Solo cuando vio que el joven evitaba que Leo Linden se cayera, su corazón se tranquilizó un poco, pero permaneció de pie y siguió observando.
Observó cómo el joven le enseñaba a Leo Linden, a quien no parecía importarle en absoluto y seguía sus instrucciones con atención.
Solo entonces volvió a sentarse lentamente.
Durante un rato, el joven se centró en enseñarle a Leo Linden ese único movimiento.
No estaba segura de cuánto tiempo había pasado.
Finalmente…
Leo Linden consiguió hacer el movimiento que había estado practicando: pisar la cola de la tabla para saltar y luego aterrizar suavemente.
—¡Guau!
¡Eres genial!
El joven se agachó y le dio a Leo Linden un sonoro ¡choca esos cinco!
—¡Mamá, mamá!
—exclamó Leo Linden, acercándose a ella sobre su monopatín—.
¡Lo he conseguido!
¿Lo has visto?
—¡Lo he visto!
¡Estuviste increíble!
Rory Linden se levantó rápidamente.
Leo Linden tomó la mano de Rory Linden y señaló al joven.
—¡Ese chico mayor me ha enseñado!
Rory Linden había visto todo lo que acababa de pasar.
Llevó a Leo Linden hasta el joven y le dijo educadamente: —Gracias por enseñarle a mi hijo a patinar.
Se lo agradezco de verdad.
El joven tenía un rostro aniñado y parecía tener poco más de veinte años.
A juzgar por su ropa, probablemente todavía era estudiante.
Hacía un momento, Rory Linden había estado en la sombra, por lo que él no la había podido ver bien desde su ángulo.
Ahora, mientras la mujer llevaba al niño a situarse frente a él, vio que era increíblemente hermosa, pero no de una forma intimidante.

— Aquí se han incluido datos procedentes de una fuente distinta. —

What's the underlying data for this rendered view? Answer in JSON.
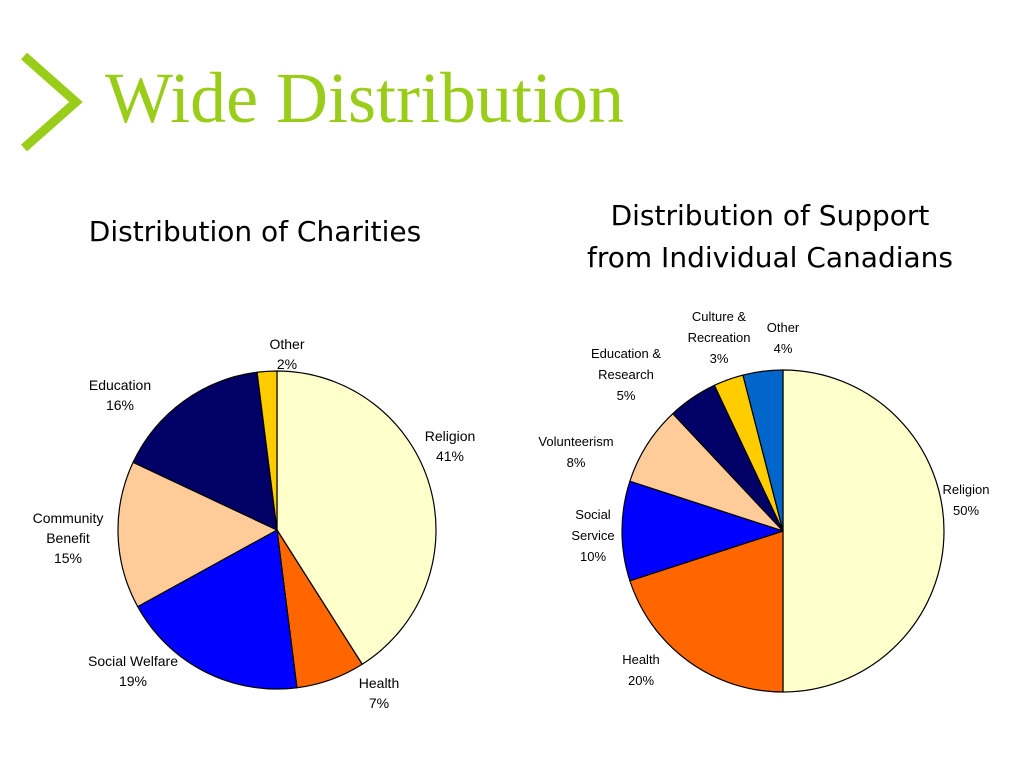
{
  "slide": {
    "title": "Wide Distribution",
    "accent_color": "#9ACD1A",
    "bullet_icon": "chevron-right-icon"
  },
  "chart_data": [
    {
      "type": "pie",
      "title": "Distribution of Charities",
      "slices": [
        {
          "label": "Religion",
          "value": 41,
          "value_label": "41%",
          "color": "#FFFFCC"
        },
        {
          "label": "Health",
          "value": 7,
          "value_label": "7%",
          "color": "#FF6600"
        },
        {
          "label": "Social Welfare",
          "value": 19,
          "value_label": "19%",
          "color": "#0000FF"
        },
        {
          "label": "Community\nBenefit",
          "value": 15,
          "value_label": "15%",
          "color": "#FFCC99"
        },
        {
          "label": "Education",
          "value": 16,
          "value_label": "16%",
          "color": "#000066"
        },
        {
          "label": "Other",
          "value": 2,
          "value_label": "2%",
          "color": "#FFCC00"
        }
      ]
    },
    {
      "type": "pie",
      "title": "Distribution of Support\nfrom Individual Canadians",
      "slices": [
        {
          "label": "Religion",
          "value": 50,
          "value_label": "50%",
          "color": "#FFFFCC"
        },
        {
          "label": "Health",
          "value": 20,
          "value_label": "20%",
          "color": "#FF6600"
        },
        {
          "label": "Social\nService",
          "value": 10,
          "value_label": "10%",
          "color": "#0000FF"
        },
        {
          "label": "Volunteerism",
          "value": 8,
          "value_label": "8%",
          "color": "#FFCC99"
        },
        {
          "label": "Education &\nResearch",
          "value": 5,
          "value_label": "5%",
          "color": "#000066"
        },
        {
          "label": "Culture &\nRecreation",
          "value": 3,
          "value_label": "3%",
          "color": "#FFCC00"
        },
        {
          "label": "Other",
          "value": 4,
          "value_label": "4%",
          "color": "#0066CC"
        }
      ]
    }
  ]
}
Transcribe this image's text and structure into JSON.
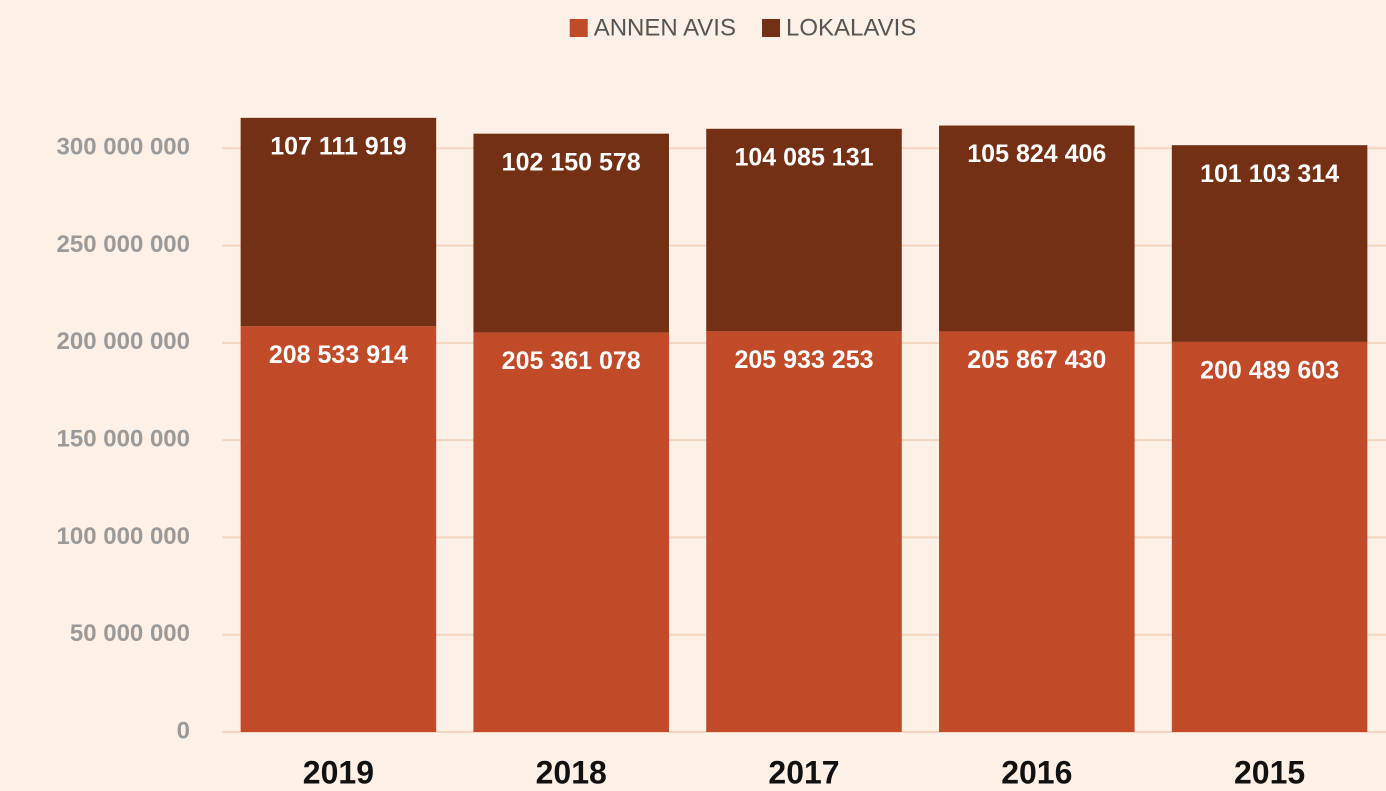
{
  "chart_data": {
    "type": "stacked_bar",
    "categories": [
      "2019",
      "2018",
      "2017",
      "2016",
      "2015"
    ],
    "series": [
      {
        "name": "ANNEN AVIS",
        "color": "#c14a28",
        "values": [
          208533914,
          205361078,
          205933253,
          205867430,
          200489603
        ],
        "value_labels": [
          "208 533 914",
          "205 361 078",
          "205 933 253",
          "205 867 430",
          "200 489 603"
        ]
      },
      {
        "name": "LOKALAVIS",
        "color": "#733015",
        "values": [
          107111919,
          102150578,
          104085131,
          105824406,
          101103314
        ],
        "value_labels": [
          "107 111 919",
          "102 150 578",
          "104 085 131",
          "105 824 406",
          "101 103 314"
        ]
      }
    ],
    "ylim": [
      0,
      350000000
    ],
    "yticks": [
      0,
      {
        "value": 50000000,
        "label": "50 000 000"
      },
      {
        "value": 100000000,
        "label": "100 000 000"
      },
      {
        "value": 150000000,
        "label": "150 000 000"
      },
      {
        "value": 200000000,
        "label": "200 000 000"
      },
      {
        "value": 250000000,
        "label": "250 000 000"
      },
      {
        "value": 300000000,
        "label": "300 000 000"
      }
    ],
    "grid": true,
    "legend": "top"
  }
}
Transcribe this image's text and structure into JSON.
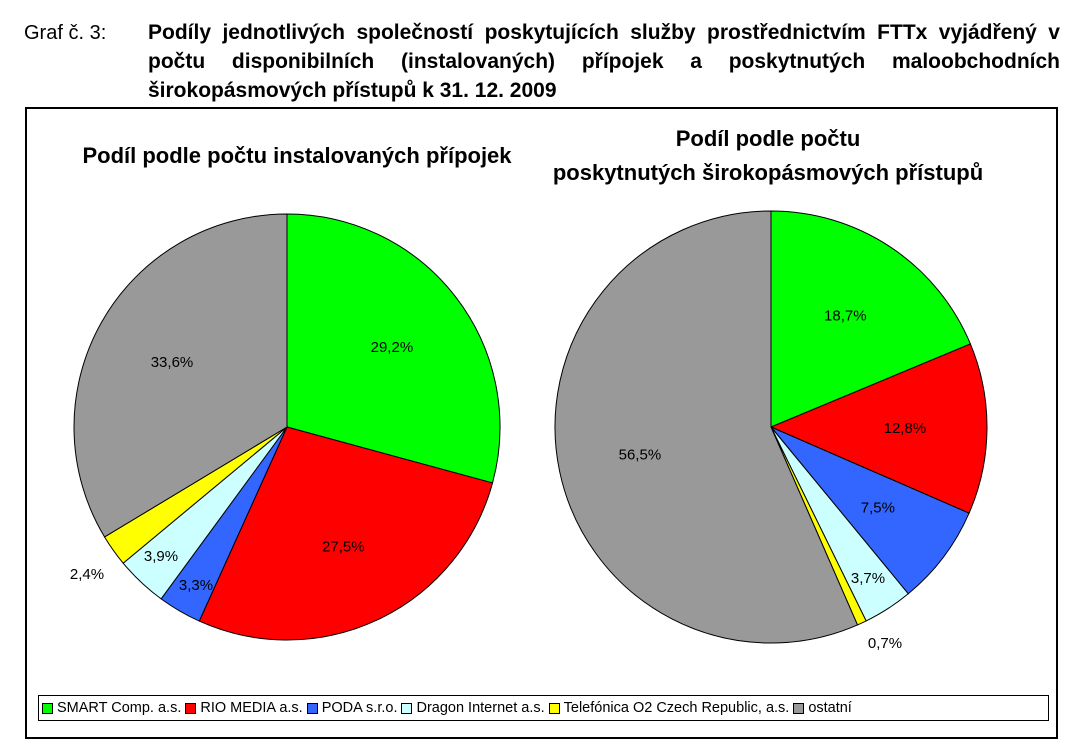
{
  "caption": {
    "number": "Graf č. 3:",
    "title": "Podíly jednotlivých společností poskytujících služby prostřednictvím FTTx vyjádřený v počtu disponibilních (instalovaných) přípojek a poskytnutých maloobchodních širokopásmových přístupů k 31. 12. 2009"
  },
  "colors": {
    "SMART Comp. a.s.": "#00ff00",
    "RIO MEDIA a.s.": "#ff0000",
    "PODA s.r.o.": "#3366ff",
    "Dragon Internet a.s.": "#ccffff",
    "Telefónica O2 Czech Republic, a.s.": "#ffff00",
    "ostatní": "#999999"
  },
  "legend": [
    "SMART Comp. a.s.",
    "RIO MEDIA a.s.",
    "PODA s.r.o.",
    "Dragon Internet a.s.",
    "Telefónica O2 Czech Republic, a.s.",
    "ostatní"
  ],
  "chart_data": [
    {
      "type": "pie",
      "title": "Podíl podle počtu instalovaných přípojek",
      "categories": [
        "SMART Comp. a.s.",
        "RIO MEDIA a.s.",
        "PODA s.r.o.",
        "Dragon Internet a.s.",
        "Telefónica O2 Czech Republic, a.s.",
        "ostatní"
      ],
      "values": [
        29.2,
        27.5,
        3.3,
        3.9,
        2.4,
        33.6
      ],
      "labels": [
        "29,2%",
        "27,5%",
        "3,3%",
        "3,9%",
        "2,4%",
        "33,6%"
      ],
      "legend_position": "bottom"
    },
    {
      "type": "pie",
      "title": "Podíl podle počtu poskytnutých širokopásmových přístupů",
      "categories": [
        "SMART Comp. a.s.",
        "RIO MEDIA a.s.",
        "PODA s.r.o.",
        "Dragon Internet a.s.",
        "Telefónica O2 Czech Republic, a.s.",
        "ostatní"
      ],
      "values": [
        18.7,
        12.8,
        7.5,
        3.7,
        0.7,
        56.5
      ],
      "labels": [
        "18,7%",
        "12,8%",
        "7,5%",
        "3,7%",
        "0,7%",
        "56,5%"
      ],
      "legend_position": "bottom"
    }
  ]
}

Sus ojos almendrados eran tan suaves como el agua y su voz tenía un aire cálido y accesible.
El joven se sintió un poco tímido al mirar a Rory Linden y desvió la mirada con torpeza.
—De nada.
El niño tiene un talento natural.
Es un movimiento bastante difícil, y es raro que alguien de su edad lo aprenda tan rápido.
Rory Linden bajó la mirada, puso una mano en el casco de su hijo y sonrió.
—¿Oíste eso?
El chico mayor te está elogiando por tener tanto talento.

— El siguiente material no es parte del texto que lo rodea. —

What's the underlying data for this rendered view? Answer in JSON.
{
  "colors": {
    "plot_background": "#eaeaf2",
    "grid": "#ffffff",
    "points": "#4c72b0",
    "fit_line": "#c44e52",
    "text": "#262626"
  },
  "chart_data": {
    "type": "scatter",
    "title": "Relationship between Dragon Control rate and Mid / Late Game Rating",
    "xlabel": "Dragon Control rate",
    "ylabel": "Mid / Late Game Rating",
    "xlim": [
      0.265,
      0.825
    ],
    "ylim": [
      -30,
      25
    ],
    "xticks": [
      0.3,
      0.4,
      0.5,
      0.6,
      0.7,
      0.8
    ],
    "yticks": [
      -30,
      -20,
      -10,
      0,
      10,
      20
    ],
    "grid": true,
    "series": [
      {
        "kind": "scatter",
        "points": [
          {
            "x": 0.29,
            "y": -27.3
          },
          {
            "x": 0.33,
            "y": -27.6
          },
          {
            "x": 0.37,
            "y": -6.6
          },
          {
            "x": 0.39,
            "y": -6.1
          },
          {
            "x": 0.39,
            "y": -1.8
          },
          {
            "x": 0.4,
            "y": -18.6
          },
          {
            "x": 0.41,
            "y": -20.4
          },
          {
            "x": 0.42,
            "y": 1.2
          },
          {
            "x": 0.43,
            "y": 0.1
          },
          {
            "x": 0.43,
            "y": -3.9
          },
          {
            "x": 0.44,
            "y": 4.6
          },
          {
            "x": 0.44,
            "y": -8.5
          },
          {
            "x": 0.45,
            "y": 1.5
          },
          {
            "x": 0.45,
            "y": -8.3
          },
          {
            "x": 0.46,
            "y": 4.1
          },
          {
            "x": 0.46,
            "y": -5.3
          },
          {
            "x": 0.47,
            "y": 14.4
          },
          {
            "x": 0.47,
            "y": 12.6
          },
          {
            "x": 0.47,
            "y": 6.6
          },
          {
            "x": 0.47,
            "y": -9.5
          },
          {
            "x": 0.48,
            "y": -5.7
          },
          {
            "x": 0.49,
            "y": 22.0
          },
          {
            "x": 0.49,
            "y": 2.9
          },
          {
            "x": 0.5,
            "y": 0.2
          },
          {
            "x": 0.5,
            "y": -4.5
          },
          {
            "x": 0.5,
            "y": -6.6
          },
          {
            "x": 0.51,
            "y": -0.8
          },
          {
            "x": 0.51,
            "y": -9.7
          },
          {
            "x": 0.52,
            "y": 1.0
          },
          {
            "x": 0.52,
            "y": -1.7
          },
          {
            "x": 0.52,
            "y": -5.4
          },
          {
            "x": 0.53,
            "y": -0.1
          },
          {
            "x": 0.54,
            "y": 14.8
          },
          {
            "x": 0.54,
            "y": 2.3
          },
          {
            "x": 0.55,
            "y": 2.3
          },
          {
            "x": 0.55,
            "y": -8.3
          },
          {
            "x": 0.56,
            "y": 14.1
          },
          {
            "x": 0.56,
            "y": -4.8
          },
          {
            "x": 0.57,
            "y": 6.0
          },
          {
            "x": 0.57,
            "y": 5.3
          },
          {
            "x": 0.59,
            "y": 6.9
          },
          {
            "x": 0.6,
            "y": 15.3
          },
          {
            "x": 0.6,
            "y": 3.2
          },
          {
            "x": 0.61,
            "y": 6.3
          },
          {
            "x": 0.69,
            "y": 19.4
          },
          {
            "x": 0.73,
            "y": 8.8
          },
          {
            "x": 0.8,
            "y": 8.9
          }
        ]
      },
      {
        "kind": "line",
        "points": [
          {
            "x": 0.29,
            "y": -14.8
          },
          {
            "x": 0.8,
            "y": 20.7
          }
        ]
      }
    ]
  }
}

El joven dijo rápidamente: —Oh, no me llame «chico mayor».
Tengo 24.
Puede llamarme «tío», de verdad.
—Veinticuatro años sigue siendo muy joven.
«Chico mayor» está bien —dijo Rory Linden con una suave sonrisa, y luego aprovechó la oportunidad para preguntar—: Por cierto, ¿practican aquí todos los días?
—Eh, sí, siempre que tengo tiempo libre.
El joven asintió.
—En ese caso…
¿sería mucha molestia pedirle que le enseñe a mi hijo durante los próximos días?
Serían solo tres o cuatro días —especificó Rory Linden—.
Por supuesto, le pagaré por su tiempo.
¿Qué le parecen…
quinientos yuanes la hora?
—¡¿Quinientos?!
—El joven se quedó atónito.
—¿Es muy poco?
—Rory Linden no estaba familiarizada con las tarifas de los entrenadores en el país—.
Entonces…
¿qué tal ochocientos, o…?
—¡No, no, no hace falta dinero!
Vengo aquí todos los días de todos modos.
Puedo enseñarle gratis.
El joven se agachó y pellizcó suavemente la mejilla de Leo Linden.
—El pequeño es muy listo.
Es gratificante enseñarle.
—Es raro que Leo esté dispuesto a aprender a patinar de otra persona.
De hecho, me sentiría más tranquila si aceptara el pago.
Rory Linden dijo esto con gran sinceridad.
El joven frunció los labios.
—Entonces…
cincuenta yuanes la hora está bien.
Rory Linden replicó: —Dejémoslo en trescientos.
Los dos regatearon un poco antes de acordar finalmente doscientos yuanes.
Rory Linden preguntó: —¿Le parece bien si lo agrego a WeChat?
Tras recibir una respuesta afirmativa, sacó su teléfono e intercambiaron su información de WeChat.
Una vez añadido el contacto, el joven envió el primer mensaje: [Me llamo Ryan Sterling.]